A Rússia e os Estados Unidos ainda predominam nas exportações militares globais, representando mais da metade do total mundial. Mas enquanto os dois rivais perenes fornecem armas principalmente para seus respectivos aliados e Estados clientes, Pequim fornece a todos os que estão dispostos a pagar.
Mercado de baixo custo
Durante décadas, os armamentos chineses se basearam fortemente em, se não diretamente copiados de, hardware soviético ou russo. E embora os projetos chineses tenham tido grandes melhorias nos últimos anos, eles estão longe de serem concorrentes sérios com os equipamentos russos ou ocidentais.
Os clientes da China, portanto, tendem a ser as nações incapazes de pagar os preços dos russos ou dos EUA, ou grupos e regimes que estão sujeitos a sanções internacionais, um fenômeno que poderia explicar a grande proporção de armas fabricadas na China nas mãos do Estado Islâmico.

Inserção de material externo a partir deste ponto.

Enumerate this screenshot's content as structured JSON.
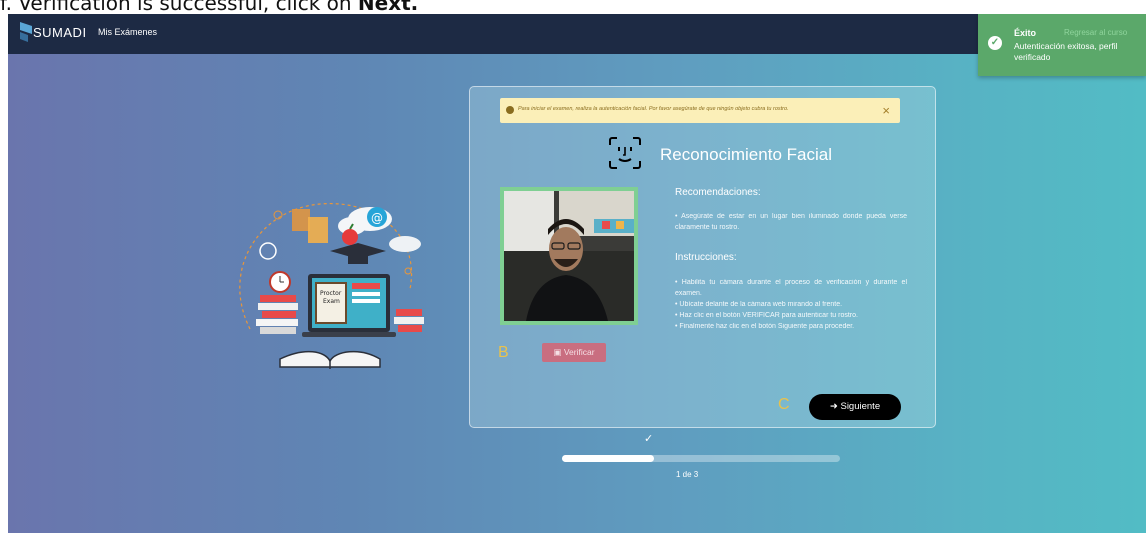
{
  "caption": {
    "prefix": "f. Verification is successful, click on ",
    "emphasis": "Next."
  },
  "header": {
    "brand": "SUMADI",
    "nav_link": "Mis Exámenes"
  },
  "toast": {
    "title": "Éxito",
    "link": "Regresar al curso",
    "message": "Autenticación exitosa, perfil verificado",
    "icon": "check-circle-icon",
    "color": "#5ba86a"
  },
  "alert": {
    "text": "Para iniciar el examen, realiza la autenticación facial. Por favor asegúrate de que ningún objeto cubra tu rostro.",
    "close": "×"
  },
  "card": {
    "title": "Reconocimiento Facial",
    "recommendations_heading": "Recomendaciones:",
    "recommendations_text": "• Asegúrate de estar en un lugar bien iluminado donde pueda verse claramente tu rostro.",
    "instructions_heading": "Instrucciones:",
    "instructions": [
      "• Habilita tu cámara durante el proceso de verificación y durante el examen.",
      "• Ubícate delante de la cámara web mirando al frente.",
      "• Haz clic en el botón VERIFICAR para autenticar tu rostro.",
      "• Finalmente haz clic en el botón Siguiente para proceder."
    ],
    "verify_button": "Verificar",
    "next_button": "Siguiente",
    "annotation_b": "B",
    "annotation_c": "C"
  },
  "progress": {
    "check": "✓",
    "value": 0.33,
    "step_label": "1 de 3"
  },
  "colors": {
    "topbar": "#1d2a44",
    "next_button": "#000000",
    "verify_button": "#c96e80",
    "alert_bg": "#fbefb8",
    "annotation": "#e8c24d"
  }
}
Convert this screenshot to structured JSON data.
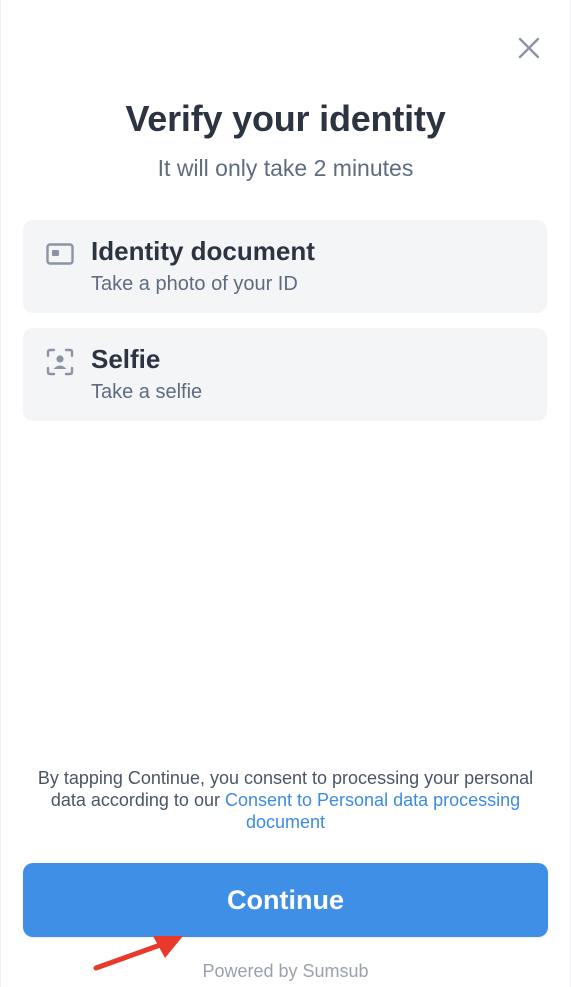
{
  "header": {
    "close_icon": "close-icon",
    "title": "Verify your identity",
    "subtitle": "It will only take 2 minutes"
  },
  "steps": [
    {
      "icon": "id-card-icon",
      "title": "Identity document",
      "subtitle": "Take a photo of your ID"
    },
    {
      "icon": "face-scan-icon",
      "title": "Selfie",
      "subtitle": "Take a selfie"
    }
  ],
  "consent": {
    "text": "By tapping Continue, you consent to processing your personal data according to our ",
    "link_text": "Consent to Personal data processing document"
  },
  "actions": {
    "continue_label": "Continue"
  },
  "footer": {
    "powered_by": "Powered by Sumsub"
  },
  "colors": {
    "primary": "#3f8fe6",
    "link": "#3c8be2",
    "card_bg": "#f4f5f7",
    "title_text": "#2c3442",
    "muted_text": "#5f6b80",
    "annotation_arrow": "#e8392b"
  }
}
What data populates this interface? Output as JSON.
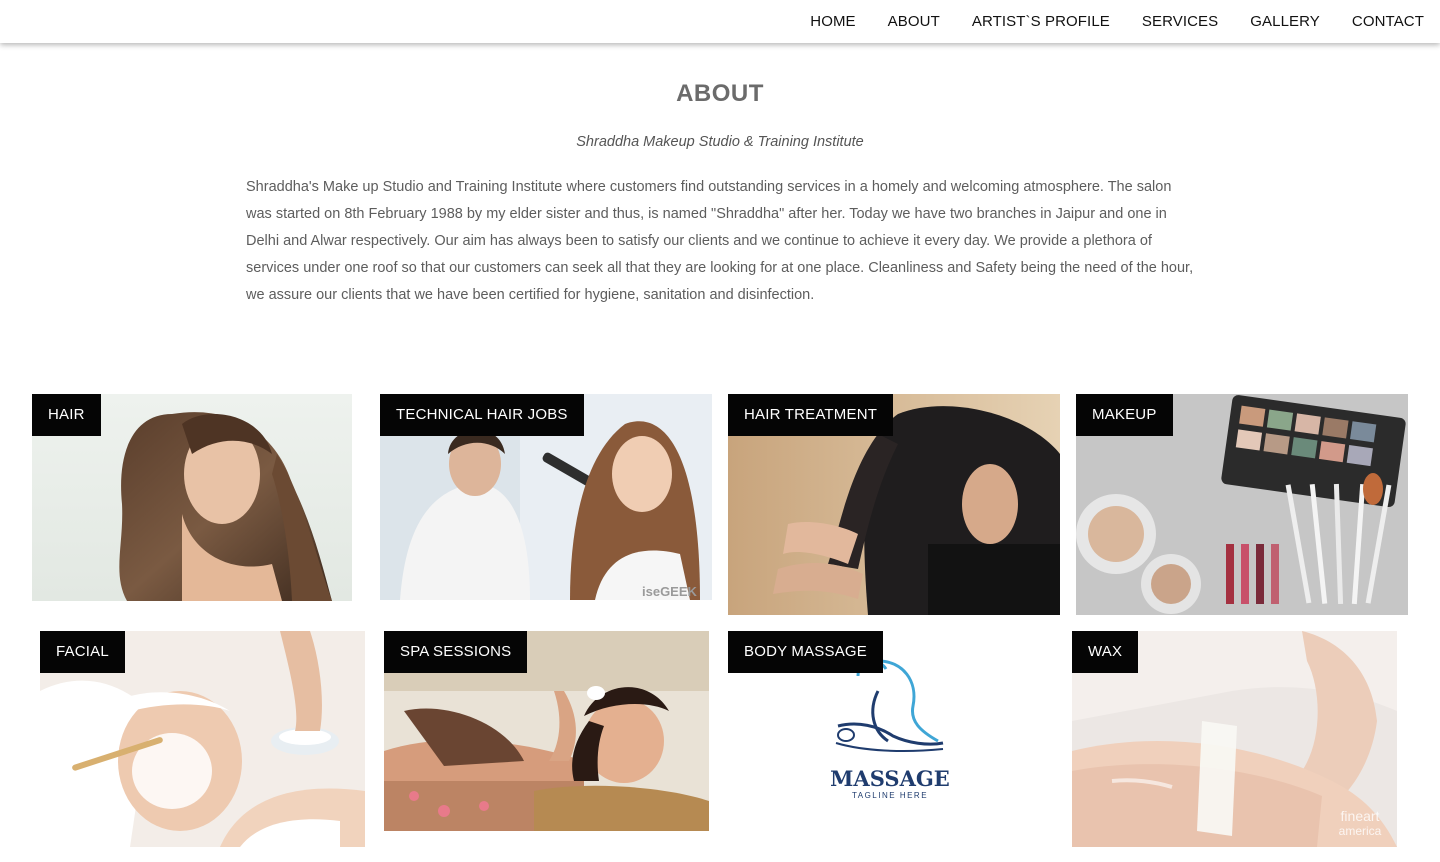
{
  "nav": {
    "items": [
      "HOME",
      "ABOUT",
      "ARTIST`S PROFILE",
      "SERVICES",
      "GALLERY",
      "CONTACT"
    ]
  },
  "about": {
    "title": "ABOUT",
    "subtitle": "Shraddha Makeup Studio & Training Institute",
    "body": "Shraddha's Make up Studio and Training Institute where customers find outstanding services in a homely and welcoming atmosphere. The salon was started on 8th February 1988 by my elder sister and thus, is named \"Shraddha\" after her. Today we have two branches in Jaipur and one in Delhi and Alwar respectively. Our aim has always been to satisfy our clients and we continue to achieve it every day. We provide a plethora of services under one roof so that our customers can seek all that they are looking for at one place. Cleanliness and Safety being the need of the hour, we assure our clients that we have been certified for hygiene, sanitation and disinfection."
  },
  "services": [
    {
      "label": "HAIR"
    },
    {
      "label": "TECHNICAL HAIR JOBS",
      "watermark": "iseGEEK"
    },
    {
      "label": "HAIR TREATMENT"
    },
    {
      "label": "MAKEUP"
    },
    {
      "label": "FACIAL"
    },
    {
      "label": "SPA SESSIONS"
    },
    {
      "label": "BODY MASSAGE",
      "logo_text": "MASSAGE",
      "logo_tagline": "TAGLINE HERE"
    },
    {
      "label": "WAX",
      "watermark_1": "fineart",
      "watermark_2": "america"
    }
  ]
}
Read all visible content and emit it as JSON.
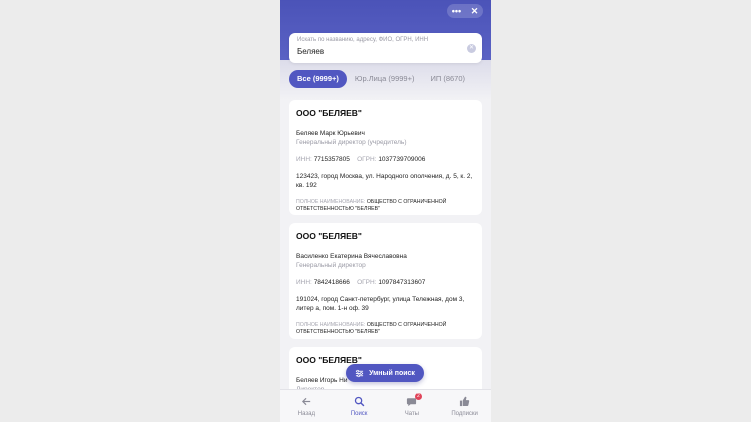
{
  "controls": {
    "more": "•••",
    "close": "✕"
  },
  "search": {
    "placeholder": "Искать по названию, адресу, ФИО, ОГРН, ИНН",
    "value": "Беляев"
  },
  "tabs": [
    {
      "label": "Все (9999+)",
      "active": true
    },
    {
      "label": "Юр.Лица (9999+)",
      "active": false
    },
    {
      "label": "ИП (8670)",
      "active": false
    }
  ],
  "cards": [
    {
      "title": "ООО \"БЕЛЯЕВ\"",
      "person": "Беляев Марк Юрьевич",
      "role": "Генеральный директор (учредитель)",
      "inn_label": "ИНН:",
      "inn": "7715357805",
      "ogrn_label": "ОГРН:",
      "ogrn": "1037739709006",
      "address": "123423, город Москва, ул. Народного ополчения, д. 5, к. 2, кв. 192",
      "full_label": "ПОЛНОЕ НАИМЕНОВАНИЕ:",
      "full_name": "ОБЩЕСТВО С ОГРАНИЧЕННОЙ ОТВЕТСТВЕННОСТЬЮ \"БЕЛЯЕВ\""
    },
    {
      "title": "ООО \"БЕЛЯЕВ\"",
      "person": "Василенко Екатерина Вячеславовна",
      "role": "Генеральный директор",
      "inn_label": "ИНН:",
      "inn": "7842418666",
      "ogrn_label": "ОГРН:",
      "ogrn": "1097847313607",
      "address": "191024, город Санкт-петербург, улица Тележная, дом 3, литер а, пом. 1-н оф. 39",
      "full_label": "ПОЛНОЕ НАИМЕНОВАНИЕ:",
      "full_name": "ОБЩЕСТВО С ОГРАНИЧЕННОЙ ОТВЕТСТВЕННОСТЬЮ \"БЕЛЯЕВ\""
    },
    {
      "title": "ООО \"БЕЛЯЕВ\"",
      "person": "Беляев Игорь Ни",
      "role": "Директор"
    }
  ],
  "smart_search": {
    "label": "Умный поиск"
  },
  "tabbar": [
    {
      "label": "Назад",
      "icon": "arrow-left-icon"
    },
    {
      "label": "Поиск",
      "icon": "search-icon",
      "active": true
    },
    {
      "label": "Чаты",
      "icon": "chat-icon",
      "badge": "2"
    },
    {
      "label": "Подписки",
      "icon": "thumbs-up-icon"
    }
  ],
  "colors": {
    "accent": "#5157c1",
    "header": "#4b53b8",
    "badge": "#e0445a"
  }
}
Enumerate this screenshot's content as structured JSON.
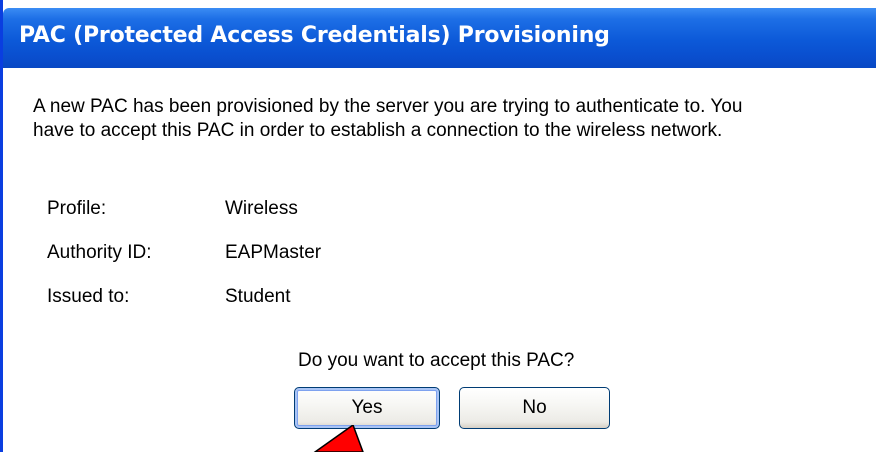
{
  "dialog": {
    "title": "PAC (Protected Access Credentials) Provisioning",
    "message_line1": "A new PAC has been provisioned by the server you are trying to authenticate to. You",
    "message_line2": "have to accept this PAC in order to establish a connection to the wireless network."
  },
  "fields": [
    {
      "label": "Profile:",
      "value": "Wireless"
    },
    {
      "label": "Authority ID:",
      "value": "EAPMaster"
    },
    {
      "label": "Issued to:",
      "value": "Student"
    }
  ],
  "prompt": "Do you want to accept this PAC?",
  "buttons": {
    "yes_label": "Yes",
    "no_label": "No"
  },
  "colors": {
    "titlebar": "#0a4fcf",
    "annotation_arrow": "#ff0000"
  },
  "icons": [
    "pointer-arrow-icon"
  ]
}
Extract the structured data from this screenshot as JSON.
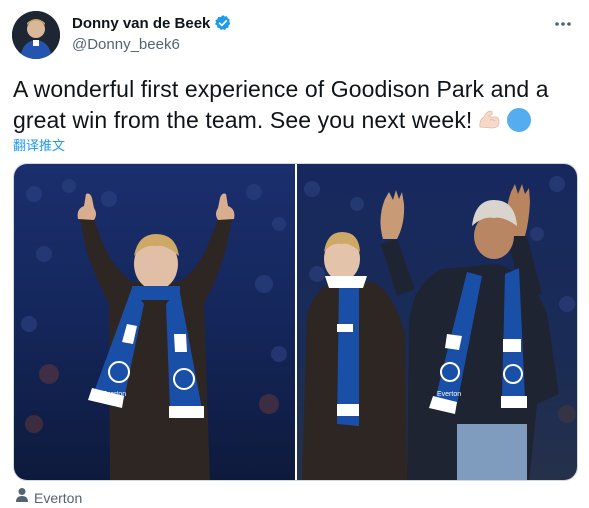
{
  "author": {
    "display_name": "Donny van de Beek",
    "handle": "@Donny_beek6",
    "verified": true
  },
  "tweet": {
    "text": "A wonderful first experience of Goodison Park and a great win from the team. See you next week!",
    "translate_label": "翻译推文"
  },
  "media": {
    "photos": [
      {
        "scarf_text": "Everton"
      },
      {
        "scarf_text": "Everton"
      }
    ]
  },
  "location": {
    "label": "Everton"
  },
  "colors": {
    "accent": "#1d9bf0",
    "everton_blue": "#1a4fa8",
    "text": "#0f1419",
    "secondary": "#536471"
  },
  "icons": {
    "verified": "verified-badge-icon",
    "more": "more-icon",
    "location": "person-icon"
  }
}
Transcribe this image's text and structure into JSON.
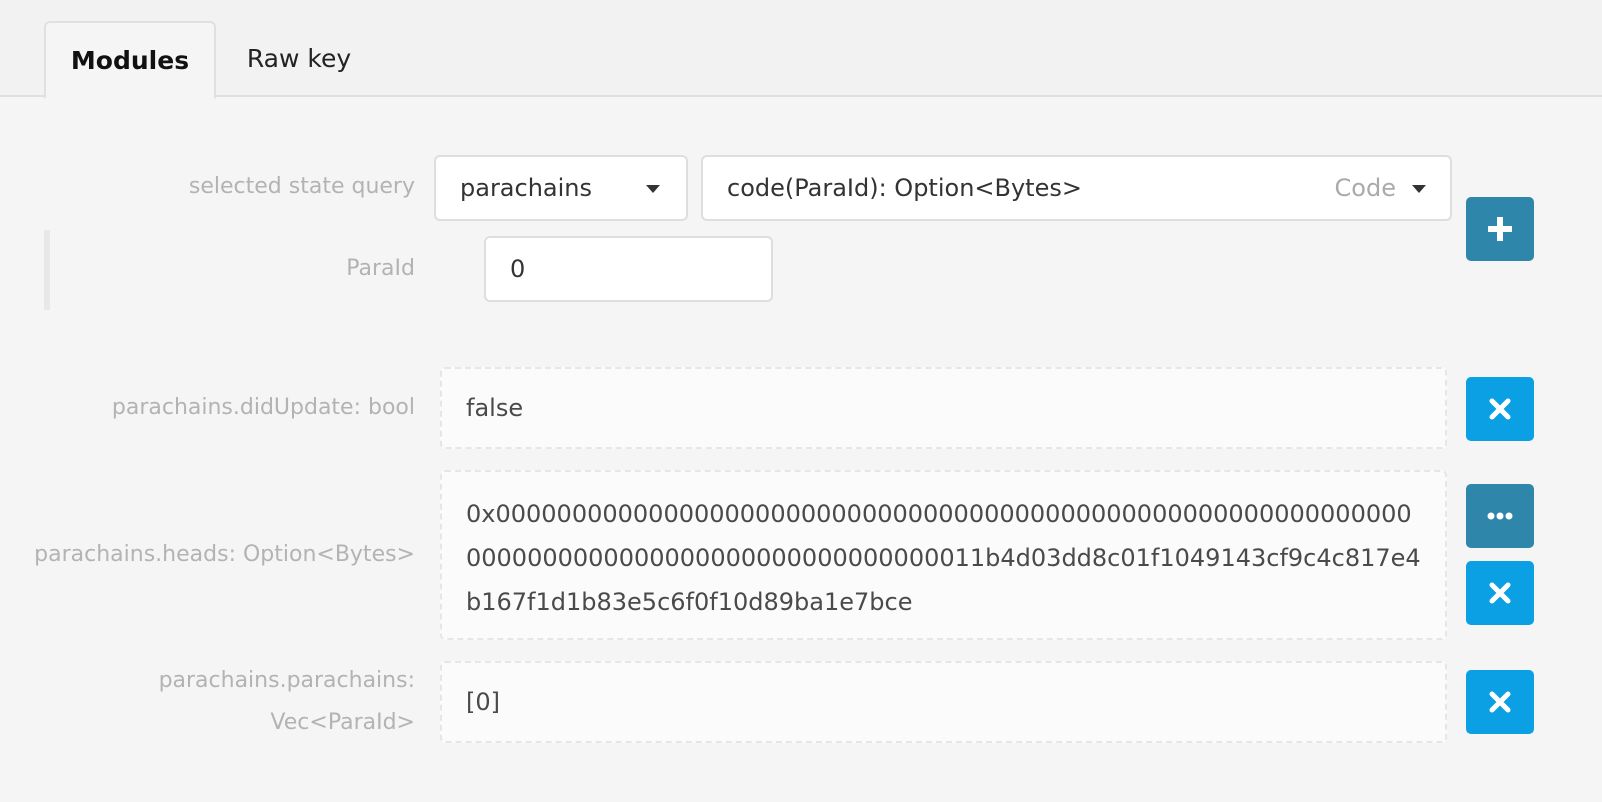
{
  "tabs": [
    {
      "label": "Modules",
      "active": true
    },
    {
      "label": "Raw key",
      "active": false
    }
  ],
  "query": {
    "label": "selected state query",
    "module": "parachains",
    "method": "code(ParaId): Option<Bytes>",
    "method_hint": "Code",
    "param_label": "ParaId",
    "param_value": "0"
  },
  "results": [
    {
      "label": "parachains.didUpdate: bool",
      "value": "false"
    },
    {
      "label": "parachains.heads: Option<Bytes>",
      "value": "0x0000000000000000000000000000000000000000000000000000000000000000000000000000000000000000000011b4d03dd8c01f1049143cf9c4c817e4b167f1d1b83e5c6f0f10d89ba1e7bce"
    },
    {
      "label_line1": "parachains.parachains:",
      "label_line2": "Vec<ParaId>",
      "value": "[0]"
    }
  ],
  "icons": {
    "add": "plus-icon",
    "remove": "close-icon",
    "more": "ellipsis-icon"
  },
  "colors": {
    "primary_button": "#2e86ab",
    "remove_button": "#0ba0e3"
  }
}
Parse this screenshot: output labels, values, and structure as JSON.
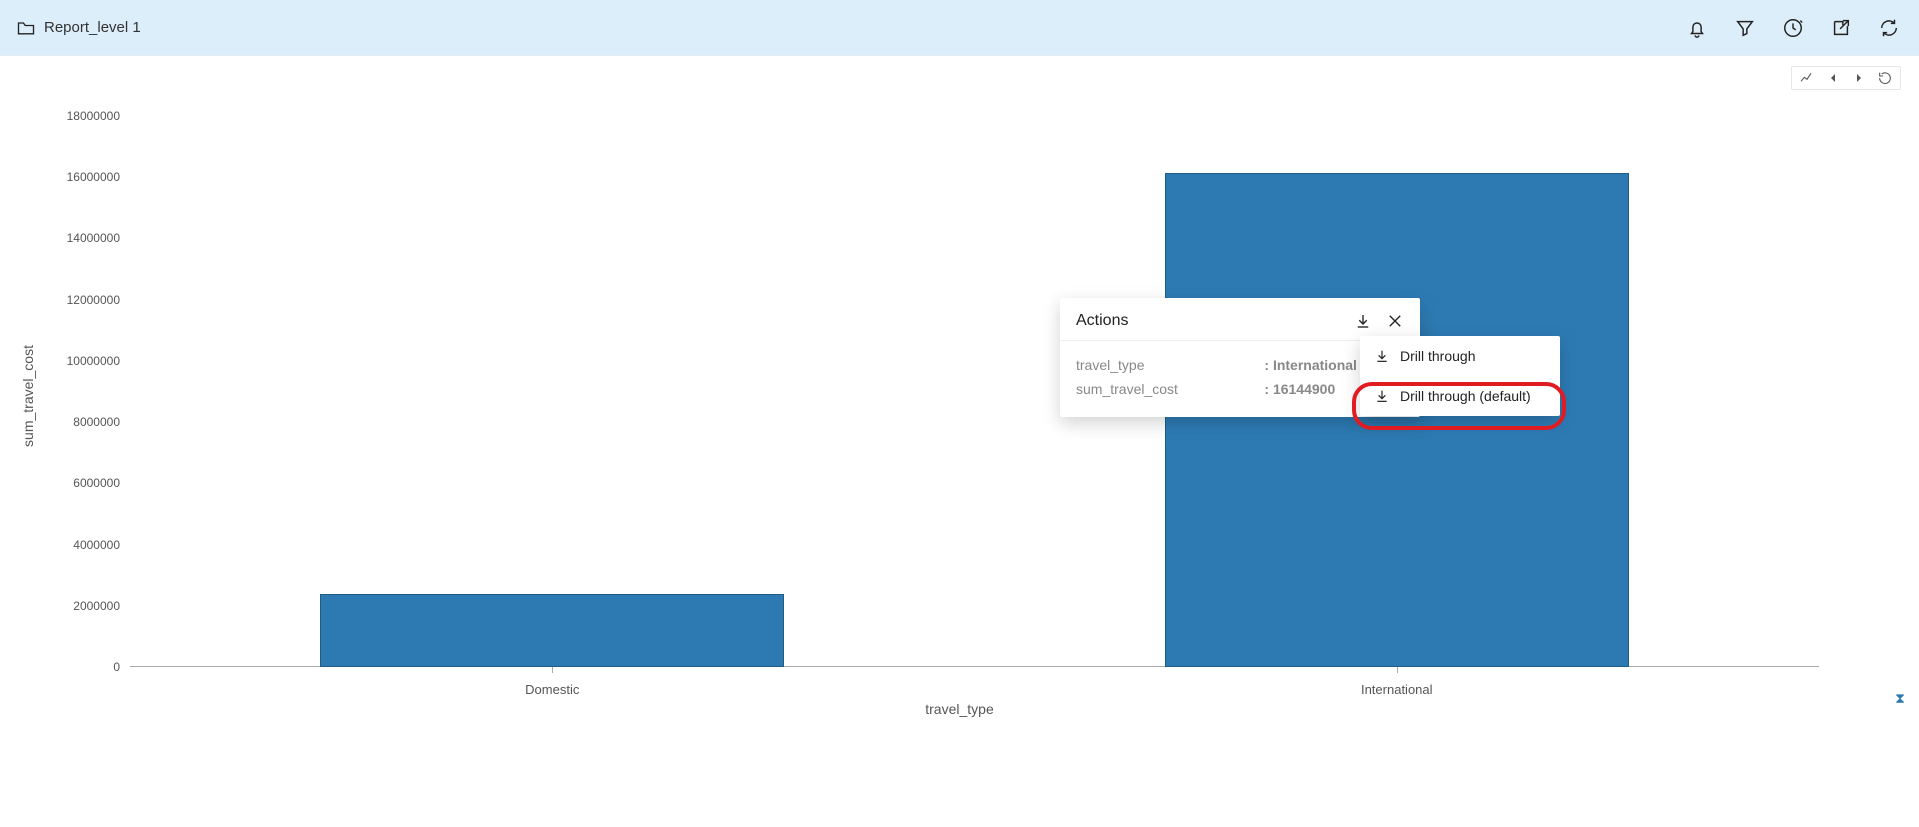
{
  "header": {
    "title": "Report_level 1"
  },
  "chart_data": {
    "type": "bar",
    "categories": [
      "Domestic",
      "International"
    ],
    "values": [
      2400000,
      16144900
    ],
    "xlabel": "travel_type",
    "ylabel": "sum_travel_cost",
    "ylim": [
      0,
      18000000
    ],
    "yticks": [
      0,
      2000000,
      4000000,
      6000000,
      8000000,
      10000000,
      12000000,
      14000000,
      16000000,
      18000000
    ]
  },
  "actions_panel": {
    "title": "Actions",
    "rows": [
      {
        "key": "travel_type",
        "value": ": International"
      },
      {
        "key": "sum_travel_cost",
        "value": ": 16144900"
      }
    ]
  },
  "submenu": {
    "items": [
      {
        "label": "Drill through"
      },
      {
        "label": "Drill through (default)"
      }
    ]
  }
}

No ano passado, o regime chinês doou cerca de US$ 300 milhões em armas policiais para as Filipinas, onde milhares de pessoas foram executadas sumariamente como parte da guerra do presidente Rodrigo Duterte contra as drogas. Pequim também vem fornecendo à Venezuela equipamentos antimotim para ajudar a suprimir a dissidência causada pelas tentativas fracassadas da nação sul-americana no socialismo autárquico. Há relatos que sugerem até mesmo que as modernizações militares da Coreia do Norte e seu programa de mísseis balísticos tenham recebido assistência de facções no Partido Comunista Chinês, apesar do resfriamento das relações oficiais recentes da China com Pyongyang.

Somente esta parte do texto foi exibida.